LANGUAGE = "english" 
config.MAX_LENGTH = 10 # 10 seconds, you can increase/decrease it

# set to False if the input text is Chinese
config.skip_zh_tn_model = False if LANGUAGE == "chinese" else True 
campplus_session = load_speaker_model(config)
text_tokenizer, audio_tokenizer = load_tokenizer(config)
audio_tokenizer = audio_tokenizer.to(device)
model = load_voicecraftx(config)
model = model.to(device)

2025-07-17 22:38:55,136 WETEXT INFO found existing fst: /home/ubuntu/miniconda3/envs/voicecraftx/lib/python3.10/site-packages/tn/en_tn_tagger.fst
2025-07-17 22:38:55,137 WETEXT INFO                     /home/ubuntu/miniconda3/envs/voicecraftx/lib/python3.10/site-packages/tn/en_tn_verbalizer.fst
2025-07-17 22:38:55,138 WETEXT INFO skip building fst for en_normalizer ...
Dora directory: /tmp/audiocraft_ubuntu


In [3]:
prompt_audio = "../data/samples/84_121123_000008_000000.wav"
prompt_text = "Villefort rose, half ashamed of being surprised in such a paroxysm of grief."
target_text = "As the doctors entered the street, they saw a man in a cassock standing on the threshold of the next door."

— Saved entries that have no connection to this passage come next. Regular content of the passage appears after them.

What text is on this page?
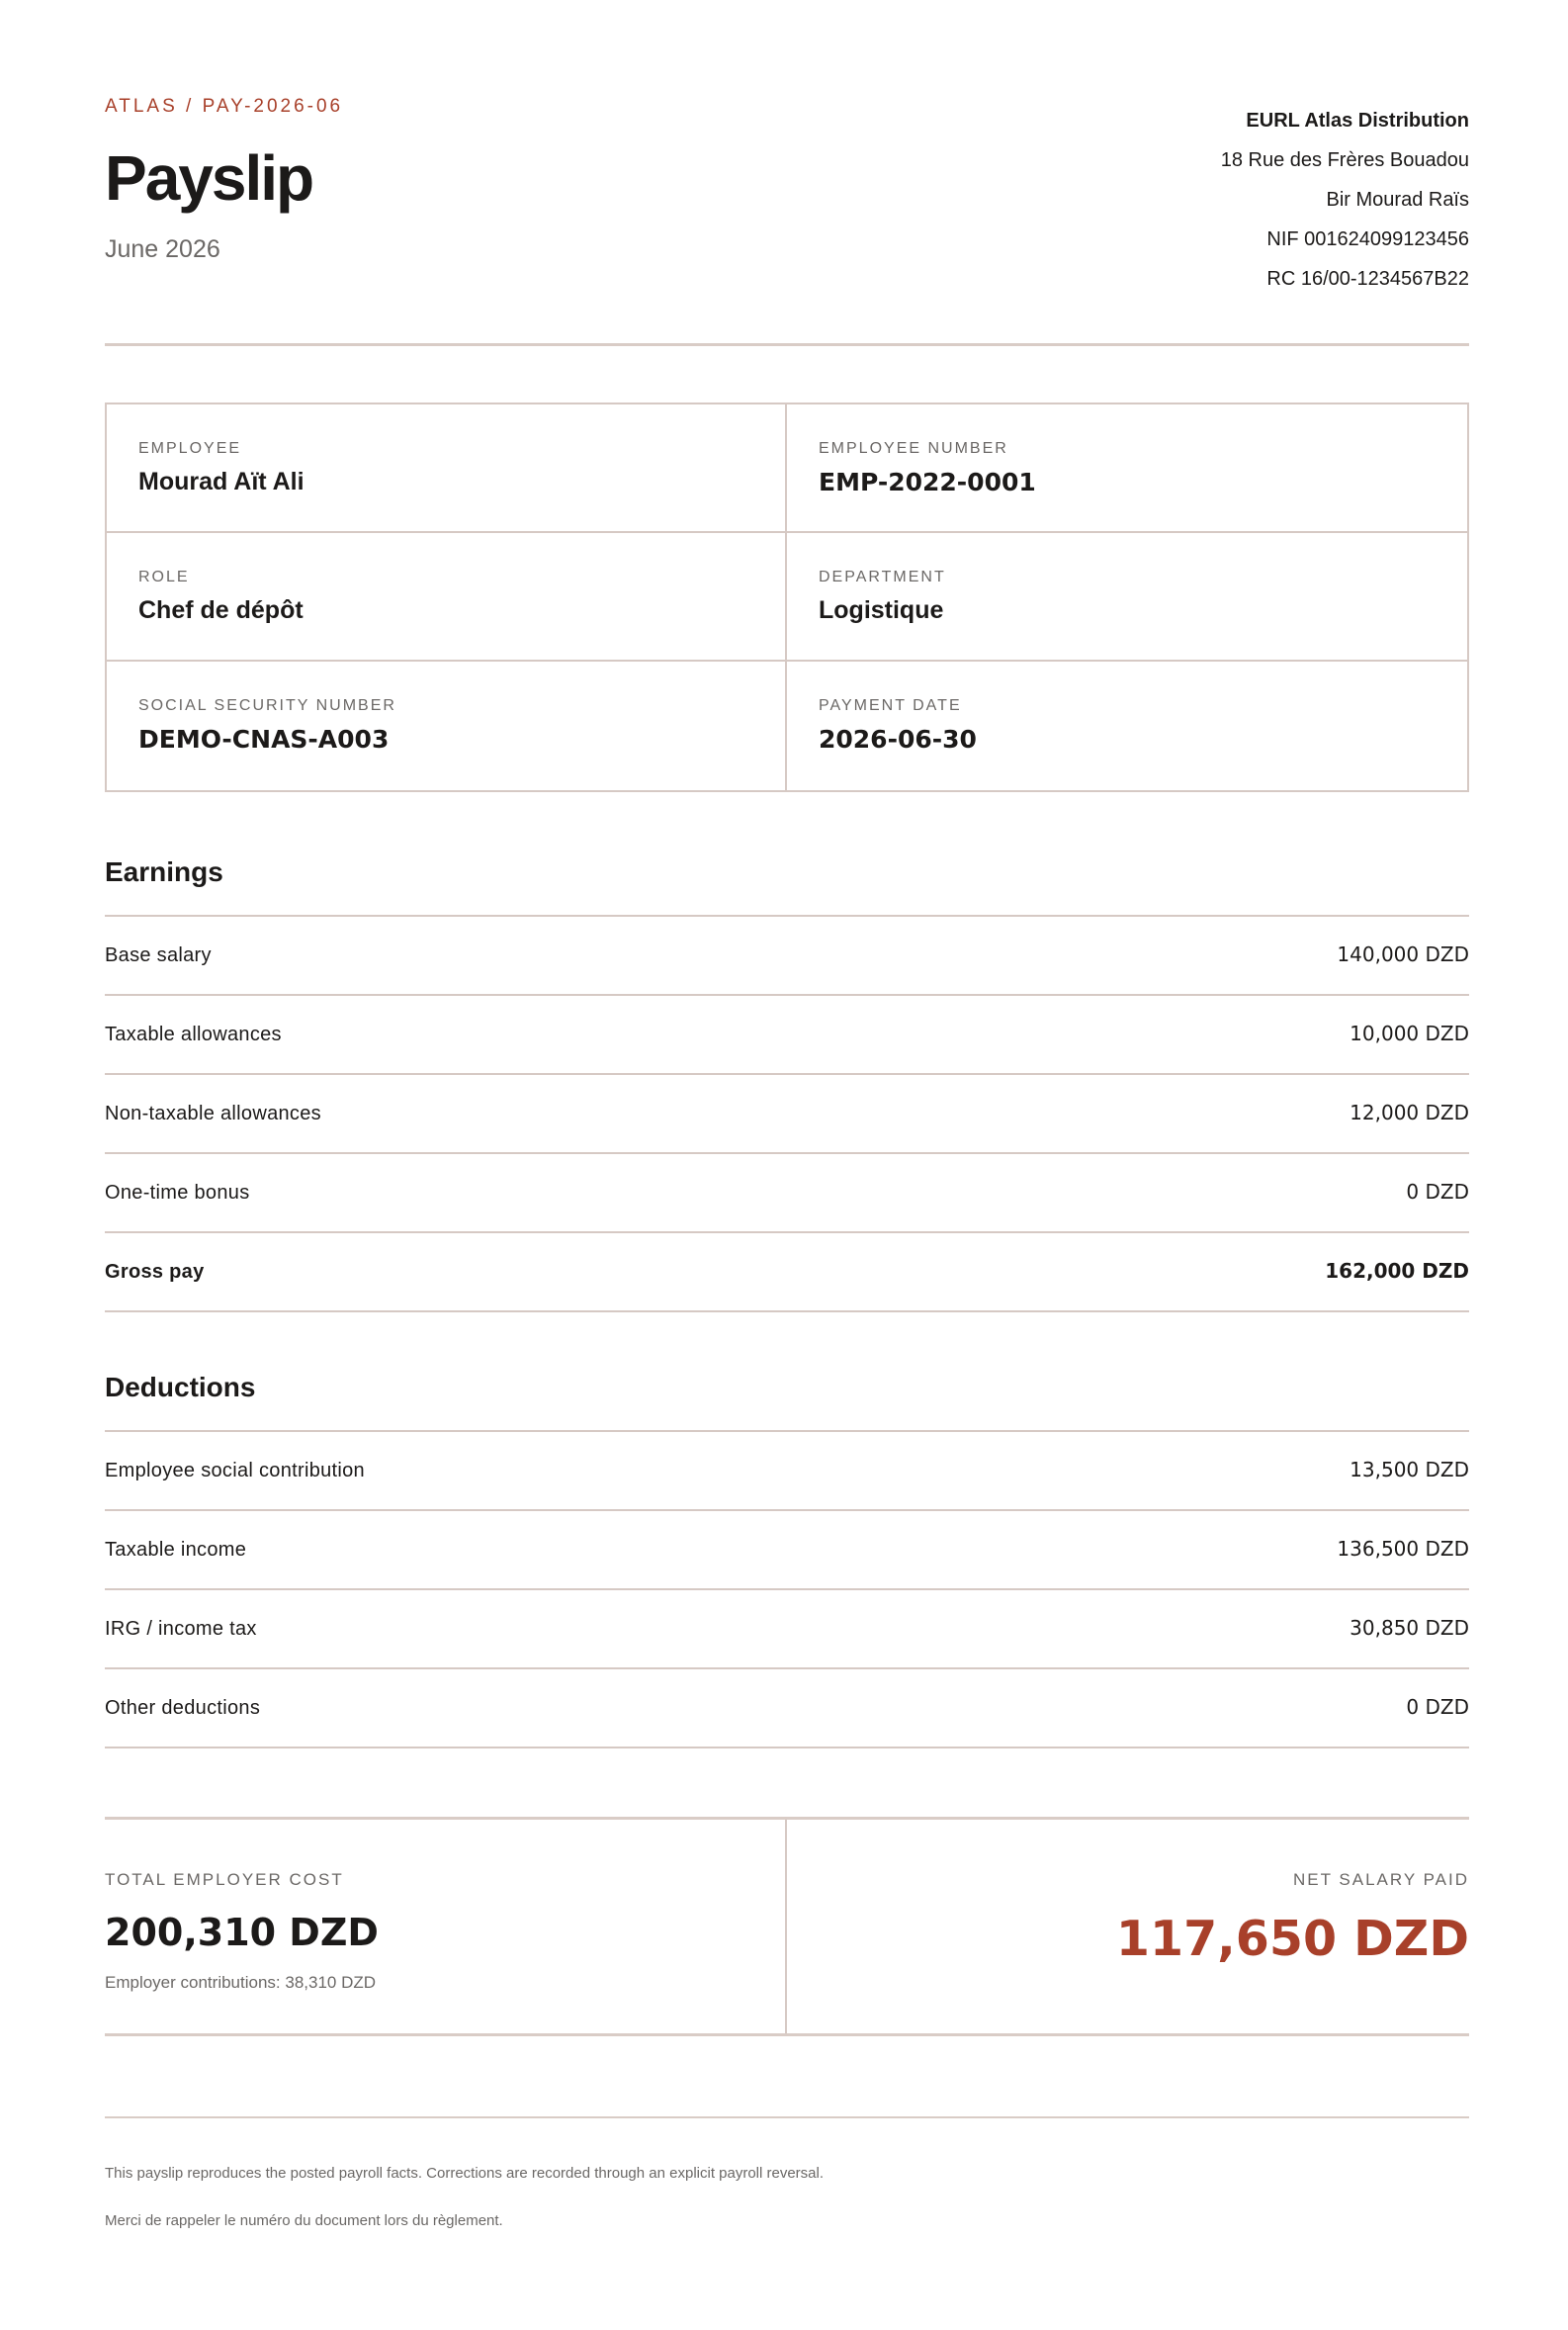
ATLAS / PAY-2026-06
Payslip
June 2026
EURL Atlas Distribution
18 Rue des Frères Bouadou
Bir Mourad Raïs
NIF 001624099123456
RC 16/00-1234567B22
EMPLOYEE
Mourad Aït Ali
EMPLOYEE NUMBER
EMP-2022-0001
ROLE
Chef de dépôt
DEPARTMENT
Logistique
SOCIAL SECURITY NUMBER
DEMO-CNAS-A003
PAYMENT DATE
2026-06-30
Earnings
Base salary	140,000 DZD
Taxable allowances	10,000 DZD
Non-taxable allowances	12,000 DZD
One-time bonus	0 DZD
Gross pay	162,000 DZD
Deductions
Employee social contribution	13,500 DZD
Taxable income	136,500 DZD
IRG / income tax	30,850 DZD
Other deductions	0 DZD
TOTAL EMPLOYER COST
200,310 DZD
Employer contributions: 38,310 DZD
NET SALARY PAID
117,650 DZD
This payslip reproduces the posted payroll facts. Corrections are recorded through an explicit payroll reversal.
Merci de rappeler le numéro du document lors du règlement.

# prompt_audio = "/home/ubuntu/VoiceCraft-X/data/samples/X0000000021_240514196_S00041.wav"
# prompt_text = "跟随的炮船向上方发出的雷达振波也传回了完全不可理解的回波。"
# target_text = "中国社会都教育自己的孩子要少说话，敏于思而辣于言。"

In [4]:
L.seed_everything(seed=0)
n_samples = 5

print(f"Prompt text: {prompt_text}")
display(Audio(prompt_audio, rate=config.SAMPLE_RATE))

outputs = generate(
    config=config, device=device, language=LANGUAGE,
    prompt_audio=prompt_audio,
    prompt_text=prompt_text, target_text=target_text,
    model=model, speaker_model=campplus_session,
    text_tokenizer=text_tokenizer, 
    audio_tokenizer=audio_tokenizer
)

print(f"Target text: {target_text}")
for i in range(n_samples):
    gen_audio = audio_tokenizer.decode(outputs[i])
    gen_audio = gen_audio[0].detach().cpu().numpy()
    display(Audio(gen_audio, rate=config.SAMPLE_RATE))

Seed set to 0


Prompt text: Villefort rose, half ashamed of being surprised in such a paroxysm of grief.


Target text: As the doctors entered the street, they saw a man in a cassock standing on the threshold of the next door.